Premiers pas dans le rap, premier album, premier classique. Un Classique parmi les classiques Hip Hop, il n’y a pas d’autres nobles mots qui existent pour définir ce chef d’oeuvre qu’est Illmatic. Ce véritable génie de la narration qu’est Nasir Jones alias Nas, a placé la barre vraiment très, très haut, avant même que Notorious BIG ou Jay-Z furent signés en major. Difficile de trouver qui à l’époque était en mesure de l’égaler, peut-être le maître de la rime Rakim d’un point de vue lyrical.

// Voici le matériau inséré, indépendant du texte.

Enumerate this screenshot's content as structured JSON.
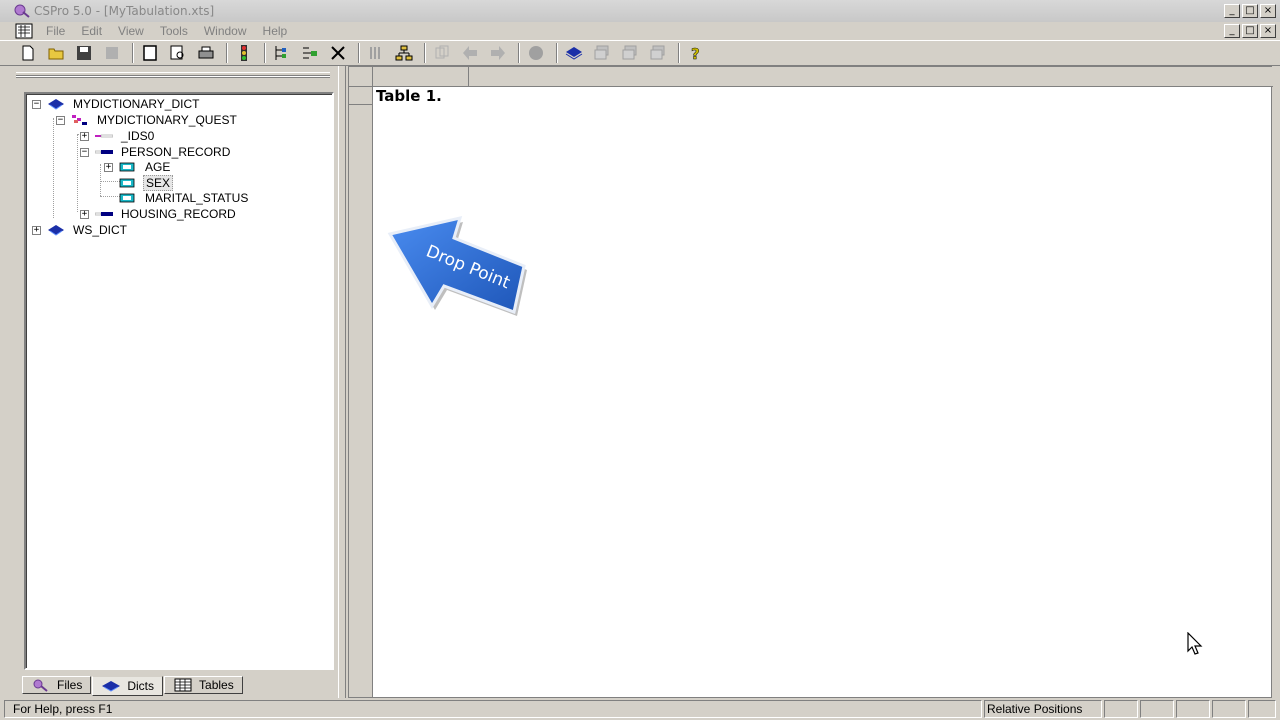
{
  "window": {
    "title": "CSPro 5.0 - [MyTabulation.xts]",
    "controls": {
      "minimize": "_",
      "maximize": "□",
      "close": "×"
    }
  },
  "menu": {
    "items": [
      "File",
      "Edit",
      "View",
      "Tools",
      "Window",
      "Help"
    ]
  },
  "toolbar": {
    "buttons": [
      "new-icon",
      "open-icon",
      "save-icon",
      "save-all-icon",
      "page-icon",
      "preview-icon",
      "print-icon",
      "run-icon",
      "insert-icon",
      "add-icon",
      "delete-icon",
      "layout-icon",
      "tree-icon",
      "copy-icon",
      "back-icon",
      "forward-icon",
      "record-icon",
      "dict-icon",
      "area-icon",
      "area2-icon",
      "area3-icon",
      "help-icon"
    ]
  },
  "tree": {
    "items": [
      {
        "label": "MYDICTIONARY_DICT",
        "level": 0,
        "expander": "−",
        "icon": "dictionary-icon"
      },
      {
        "label": "MYDICTIONARY_QUEST",
        "level": 1,
        "expander": "−",
        "icon": "questionnaire-icon"
      },
      {
        "label": "_IDS0",
        "level": 2,
        "expander": "+",
        "icon": "id-record-icon"
      },
      {
        "label": "PERSON_RECORD",
        "level": 2,
        "expander": "−",
        "icon": "record-icon"
      },
      {
        "label": "AGE",
        "level": 3,
        "expander": "+",
        "icon": "item-icon"
      },
      {
        "label": "SEX",
        "level": 3,
        "expander": "",
        "icon": "item-icon",
        "selected": true
      },
      {
        "label": "MARITAL_STATUS",
        "level": 3,
        "expander": "",
        "icon": "item-icon"
      },
      {
        "label": "HOUSING_RECORD",
        "level": 2,
        "expander": "+",
        "icon": "record-icon"
      },
      {
        "label": "WS_DICT",
        "level": 0,
        "expander": "+",
        "icon": "dictionary-icon"
      }
    ]
  },
  "tabs": [
    {
      "label": "Files",
      "icon": "files-icon",
      "active": false
    },
    {
      "label": "Dicts",
      "icon": "dicts-icon",
      "active": true
    },
    {
      "label": "Tables",
      "icon": "tables-icon",
      "active": false
    }
  ],
  "table": {
    "title": "Table 1."
  },
  "annotation": {
    "label": "Drop Point",
    "color": "#2a6fd6"
  },
  "status": {
    "help": "For Help, press F1",
    "positions": "Relative Positions"
  },
  "colors": {
    "dictionary": "#1b2fa8",
    "item": "#19b8c8",
    "record": "#000080",
    "ids": "#c020c0"
  }
}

Ce monument né le 19 Avril 1994 dans les projects du Queens de Long Island n’aurait jamais pu voir le jour si MC Serch des 3rd Bass, son producteur éxécutif, ainsi que Kool G Rap, n’avaient pas fait un peu de forcing pour que le jeune surdoué de 20 ans puisse signer chez Columbia. Illmatic ne serait guère non plus cette Bible Eastcoast si les producteurs renommés de la Golden Era, à savoir les légendes vivantes que sont aujourd’hui DJ Premier, Large Professor, Q-Tip, L.E.S et Pete Rock, n’y avaient pas participé à sa création.

À sa sortie, cet album n’a pas réalisé des scores de ventes mirobolants (12e au Billboard 200), mais il a profondément marqué les rues new-yorkaises et les mentalités dans le rap de manière irréversible. Chose extraordinaire, The Source lui avait décerné suite à leur chronique un ‘5 mics’, la note suprême pour la première fois de l’histoire du magazine rap américain. Et encore de nos jours, Illmatic demeure une référence en matière de Hip-Hop, tous les critiques et les magasines vous le diront. Personne n’imaginait à cet instant, pas même ses auteurs, que ces dix-titres allaient signifier un modèle d’art et de perfection à tous les égards.